Quickstart Tutorial
Build your first SFVoPI voice application in 10 minutes. This tutorial walks you through creating a simple echo server that receives calls, streams audio in real-time, and echoes back what the caller says with a delay.
By the end of this tutorial, you'll understand:
- How to set up a server with webhook endpoints
- How to handle real-time audio streaming over WebSocket
- How to make and receive phone calls programmatically
- How to process audio in real-time
A voice application that:
- Receives incoming calls on a VoIP number
- Streams audio bidirectionally over WebSocket
- Echoes back the caller's voice with a 500ms delay
- Logs call events (answered, ended)
Step 1: Prerequisites
Before you start, make sure you have:
API Key
You'll need a Superfone API key to use SFVoPI. Contact the Superfone team to get your API key.

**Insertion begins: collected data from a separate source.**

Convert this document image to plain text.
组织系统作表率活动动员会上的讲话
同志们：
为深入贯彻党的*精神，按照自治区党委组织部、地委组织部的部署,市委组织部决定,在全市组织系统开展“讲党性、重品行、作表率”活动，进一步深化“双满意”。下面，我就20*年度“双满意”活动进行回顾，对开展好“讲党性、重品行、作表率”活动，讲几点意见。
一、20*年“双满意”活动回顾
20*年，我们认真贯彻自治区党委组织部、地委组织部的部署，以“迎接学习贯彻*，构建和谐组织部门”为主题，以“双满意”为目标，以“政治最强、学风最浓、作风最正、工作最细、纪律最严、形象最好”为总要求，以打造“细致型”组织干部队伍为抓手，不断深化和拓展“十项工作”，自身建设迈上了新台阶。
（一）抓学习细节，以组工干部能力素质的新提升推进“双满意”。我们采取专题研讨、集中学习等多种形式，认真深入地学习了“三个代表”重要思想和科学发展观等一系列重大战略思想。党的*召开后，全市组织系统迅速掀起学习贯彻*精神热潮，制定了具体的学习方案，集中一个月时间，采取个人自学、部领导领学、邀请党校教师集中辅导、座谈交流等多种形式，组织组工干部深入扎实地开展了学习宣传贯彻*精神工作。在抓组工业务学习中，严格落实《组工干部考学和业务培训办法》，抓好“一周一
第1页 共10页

Never commit your API key to version control or share it publicly. Store it in environment variables.
Node.js 18+
Check your Node.js version:
node --version
# Should output v18.0.0 or higher
If you don't have Node.js installed, download it from nodejs.org.
Public URL (ngrok)
Your server needs to be publicly accessible so Superfone can reach your webhooks and WebSocket endpoint. For local development, we'll use ngrok.
Install ngrok:
# macOS (Homebrew)
brew install ngrok
# Windows (Chocolatey)
choco install ngrok
# Linux (Snap)
snap install ngrok
# Or download from https://ngrok.com/download
Step 2: Create Your Project
Create a new directory and initialize a Node.js project:
mkdir my-sfvopi-app
cd my-sfvopi-app
npm init -y
Install dependencies:
npm install express ws dotenv
Create a .env file to store your configuration:
touch .env
Add your API key to .env:
SF_API_KEY=your_api_key_here
SF_API_BASE_URL=https://prod-api.superfone.co.in/superfone
PORT=3000
ECHO_DELAY_MS=500
The .env file stores sensitive configuration. Add it to .gitignore to prevent committing secrets.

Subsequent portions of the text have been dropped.